Wakeham had established that Brittan was not going to undermine her in the debate, and negotiated an agreement with Heseltine. Thatcher would use some words written by her former Defence Secretary, in which Thatcher would concede that “with hindsight, it is clear that this was one, and doubtless there were others, of a number of matters which could have been handled better, and that too I regret”.
Heseltine in return would not rock the boat during the debate, and indeed he made a rollicking partisan attack on the Labour Party. All Thatcher had to do was stick to her brief, which she did, and in the absence of new evidence ‘the great traditional Tory combination of loyalty and humbug’ would do the rest, as Moore puts it. Even if Neil Kinnock had made the best speech in history, Thatcher was still going to survive, but his speech on 27 January was unfocused, poorly delivered and disrupted by barracking. As he conceded later to his biographer Martin Westlake: “It was inept. It produced my worst ever parliamentary moment and gave me nightmares for years, but it didn’t “save” Thatcher.”

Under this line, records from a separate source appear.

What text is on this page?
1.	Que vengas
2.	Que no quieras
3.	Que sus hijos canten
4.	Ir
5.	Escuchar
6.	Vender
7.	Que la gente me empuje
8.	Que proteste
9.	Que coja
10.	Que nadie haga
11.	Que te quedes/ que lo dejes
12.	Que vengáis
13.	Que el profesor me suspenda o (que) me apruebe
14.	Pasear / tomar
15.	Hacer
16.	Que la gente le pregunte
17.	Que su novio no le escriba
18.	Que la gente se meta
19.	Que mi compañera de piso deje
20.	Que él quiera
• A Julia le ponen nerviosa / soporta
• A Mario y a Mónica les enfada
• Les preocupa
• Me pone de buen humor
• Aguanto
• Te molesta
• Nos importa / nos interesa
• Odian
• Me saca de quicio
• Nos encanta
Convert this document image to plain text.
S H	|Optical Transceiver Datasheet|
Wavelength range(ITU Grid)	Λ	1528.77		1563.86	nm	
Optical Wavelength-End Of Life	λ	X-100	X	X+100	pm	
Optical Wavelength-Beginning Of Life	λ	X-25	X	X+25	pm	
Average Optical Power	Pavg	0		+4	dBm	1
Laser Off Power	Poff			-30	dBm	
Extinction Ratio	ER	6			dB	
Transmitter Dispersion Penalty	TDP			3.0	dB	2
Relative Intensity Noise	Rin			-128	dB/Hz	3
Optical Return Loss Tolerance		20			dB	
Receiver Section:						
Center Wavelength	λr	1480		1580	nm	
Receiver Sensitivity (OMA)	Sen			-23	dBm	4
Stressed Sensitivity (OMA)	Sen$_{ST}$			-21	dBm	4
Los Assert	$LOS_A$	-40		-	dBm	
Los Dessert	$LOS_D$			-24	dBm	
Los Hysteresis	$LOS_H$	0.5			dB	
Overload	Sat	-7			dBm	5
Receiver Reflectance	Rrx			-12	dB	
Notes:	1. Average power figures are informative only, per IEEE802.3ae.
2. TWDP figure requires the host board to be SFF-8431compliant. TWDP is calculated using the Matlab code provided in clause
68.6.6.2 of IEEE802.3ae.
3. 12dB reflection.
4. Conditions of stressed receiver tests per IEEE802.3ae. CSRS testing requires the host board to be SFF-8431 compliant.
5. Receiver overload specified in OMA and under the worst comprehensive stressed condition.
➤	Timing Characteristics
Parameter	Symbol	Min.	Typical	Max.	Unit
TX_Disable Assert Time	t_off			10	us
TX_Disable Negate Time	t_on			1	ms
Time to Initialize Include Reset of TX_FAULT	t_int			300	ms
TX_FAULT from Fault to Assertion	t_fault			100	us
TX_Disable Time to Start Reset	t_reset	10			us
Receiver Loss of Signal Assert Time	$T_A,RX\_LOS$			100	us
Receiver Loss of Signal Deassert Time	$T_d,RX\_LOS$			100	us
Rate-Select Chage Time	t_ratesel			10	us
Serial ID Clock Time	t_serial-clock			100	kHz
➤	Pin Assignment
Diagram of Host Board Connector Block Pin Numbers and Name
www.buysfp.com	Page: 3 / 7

From then on, the steam had gone out of Westland and it quickly forgotten by the electorate, insofar as they had followed the ins and outs of an attempted corporate rescue and various leaked letters. In a classic piece of ‘burying bad news’, a Defence Select Committee report critical of the Government’s handling of the affair was published to coincide with the Royal Wedding between Prince Andrew and Sarah Ferguson on 23 July 1986. Westland contributed to a downward lurch in Conservative support that was reflected in poor results in the local elections in May 1986, but the Tories recovered during the autumn, and by the time of the 1987 election Westland seemed a distant memory.

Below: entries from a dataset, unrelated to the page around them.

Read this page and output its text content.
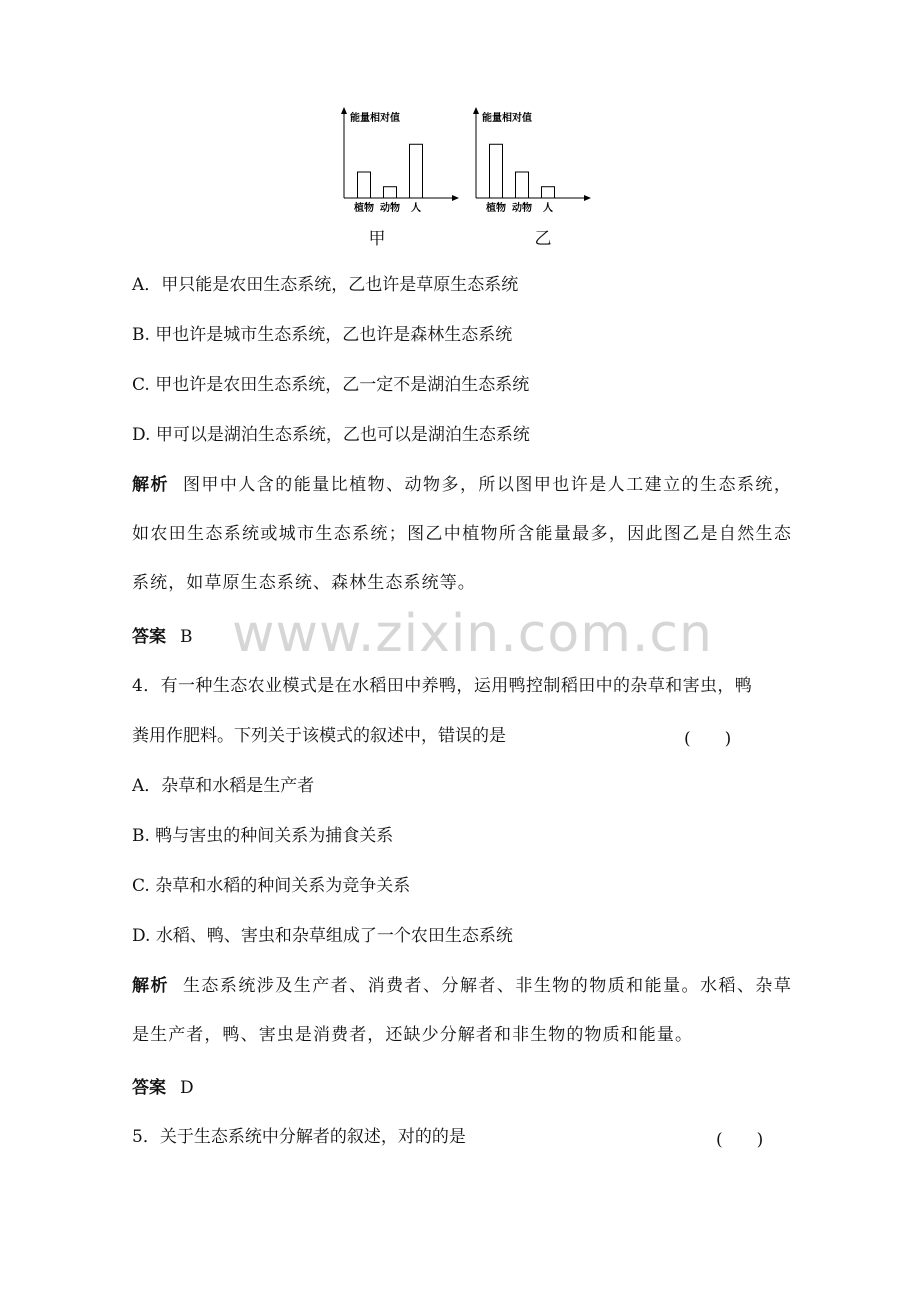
能量相对值
植物 动物 人
甲
能量相对值
植物 动物 人
乙
A．甲只能是农田生态系统，乙也许是草原生态系统
B. 甲也许是城市生态系统，乙也许是森林生态系统
C. 甲也许是农田生态系统，乙一定不是湖泊生态系统
D. 甲可以是湖泊生态系统，乙也可以是湖泊生态系统
解析 图甲中人含的能量比植物、动物多，所以图甲也许是人工建立的生态系统，如农田生态系统或城市生态系统；图乙中植物所含能量最多，因此图乙是自然生态系统，如草原生态系统、森林生态系统等。
答案 B www.zixin.com.cn
4．有一种生态农业模式是在水稻田中养鸭，运用鸭控制稻田中的杂草和害虫，鸭
粪用作肥料。下列关于该模式的叙述中，错误的是	(　　)
A．杂草和水稻是生产者
B. 鸭与害虫的种间关系为捕食关系
C. 杂草和水稻的种间关系为竞争关系
D. 水稻、鸭、害虫和杂草组成了一个农田生态系统
解析 生态系统涉及生产者、消费者、分解者、非生物的物质和能量。水稻、杂草是生产者，鸭、害虫是消费者，还缺少分解者和非生物的物质和能量。
答案 D
5．关于生态系统中分解者的叙述，对的的是	(　　)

Even so, there were political consequences. It left an impression of deviousness on the part of a Prime Minister who had built a reputation for integrity and straight-shooting. It made her less trusting of ministers, including some of her fervent supporters like Norman Tebbit, and more reliant on the praetorian guard of Bernard Ingham and Charles Powell in Number 10. The divisions, policy errors and resignations of the 1987-90 government ultimately became unmanageable, while the affair had left Heseltine outside the metaphorical tent with a full bladder, ready for the crisis in 1990. It also damaged Kinnock’s image and confidence. It was hard to see in 1986, but the real longer term winner of Westland was John Major, then a little-known junior Social Security minister.

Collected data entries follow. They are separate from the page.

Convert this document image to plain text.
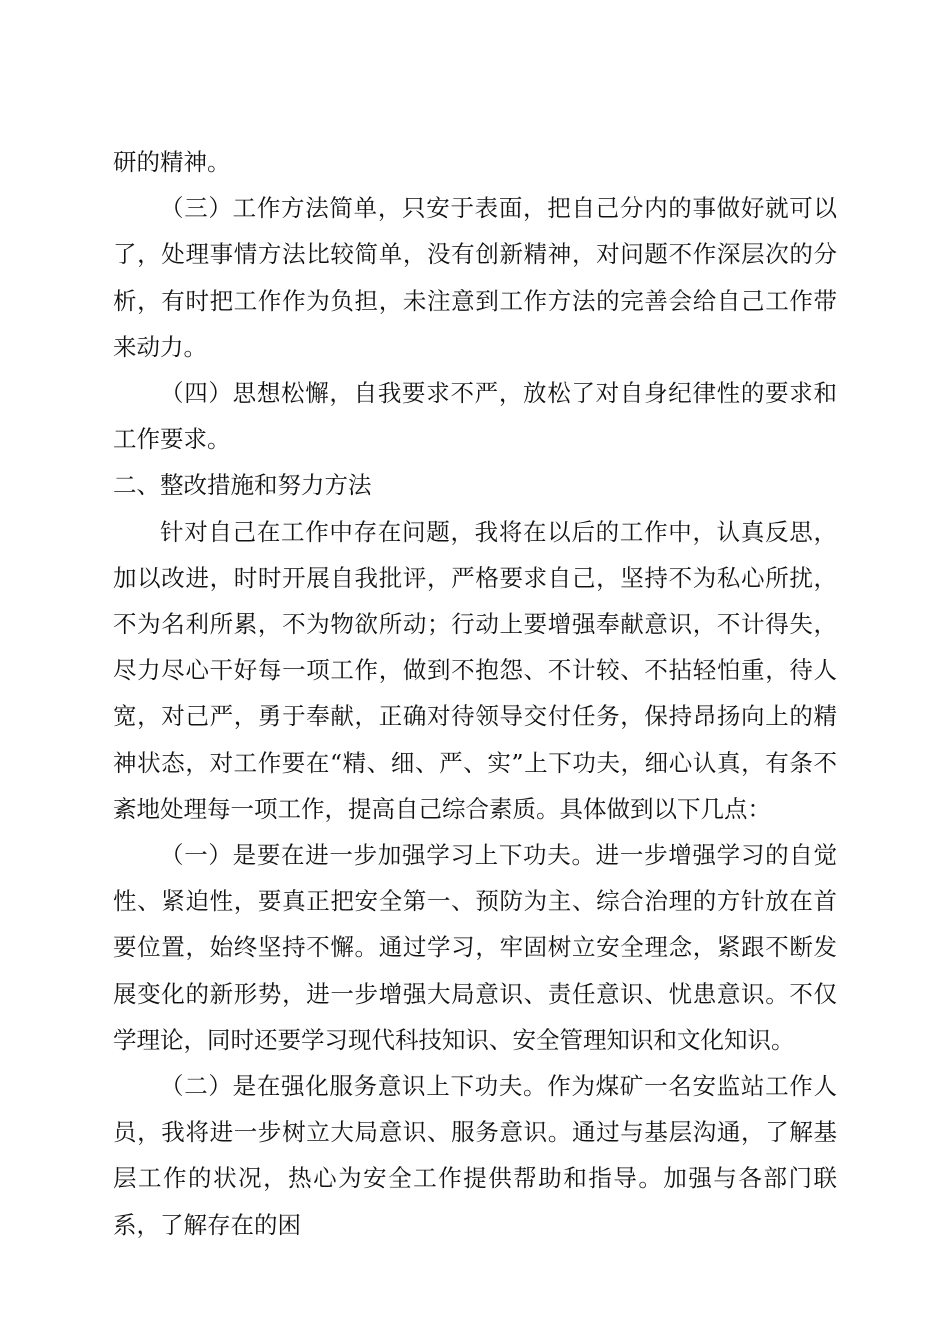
研的精神。

（三）工作方法简单，只安于表面，把自己分内的事做好就可以了，处理事情方法比较简单，没有创新精神，对问题不作深层次的分析，有时把工作作为负担，未注意到工作方法的完善会给自己工作带来动力。

（四）思想松懈，自我要求不严，放松了对自身纪律性的要求和工作要求。

二、整改措施和努力方法

针对自己在工作中存在问题，我将在以后的工作中，认真反思，加以改进，时时开展自我批评，严格要求自己，坚持不为私心所扰，不为名利所累，不为物欲所动；行动上要增强奉献意识，不计得失，尽力尽心干好每一项工作，做到不抱怨、不计较、不拈轻怕重，待人宽，对己严，勇于奉献，正确对待领导交付任务，保持昂扬向上的精神状态，对工作要在“精、细、严、实”上下功夫，细心认真，有条不紊地处理每一项工作，提高自己综合素质。具体做到以下几点：

（一）是要在进一步加强学习上下功夫。进一步增强学习的自觉性、紧迫性，要真正把安全第一、预防为主、综合治理的方针放在首要位置，始终坚持不懈。通过学习，牢固树立安全理念，紧跟不断发展变化的新形势，进一步增强大局意识、责任意识、忧患意识。不仅学理论，同时还要学习现代科技知识、安全管理知识和文化知识。

（二）是在强化服务意识上下功夫。作为煤矿一名安监站工作人员，我将进一步树立大局意识、服务意识。通过与基层沟通，了解基层工作的状况，热心为安全工作提供帮助和指导。加强与各部门联系，了解存在的困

But what happened to the helicopter firm? Friends and allies of Mrs Thatcher – Lord Hanson, Rupert Murdoch, and several others operating through nominee accounts – bought shares and cleared obstacles for the Sikorsky bid, essentially to dispose of the political issue. Murdoch had particularly clear motives, since he was launching his Wapping print works in January 1986 and was a also board member of UTC. But the 1986 solution was ultimately a failure, and alternatives were sought as early as 1988. Then the defence sector hit the end of the Cold War, Westland somehow missed out on the Saudi bonanza, and GKN made a hostile takeover bid in 1994. The Times noted in 1995 that: “Political ramifications aside, the industrial outcome of the Westland affair has proved a disaster for Britain, and the taxpayer… Several times the MoD has had to place orders for unnecessary or over-costly aircraft to help it survive.”
The next stage was a GKN-Finmeccanica partnership in 1999 that led to Westland being absorbed into AgustaWestland. The last chapter was written this month, when Westland ceased to exist. The Yeovil factory is now just one of many Finmeccanica production facilities, and Heseltine is still around to raise a glass of prosecco towards Italy. Westland ended up going European, after all.
Charles Moore’s Margaret Thatcher, the authorised biography, Volume Two: Everything She Wants, Allen Lane 2015 p449-498 gives a full account with much interesting new material.
Michael Heseltine: Life in the Jungle, Hodder & Stoughton, 2000 .
Michael Crick: Michael Heseltine: A Biography, Penguin, 1997.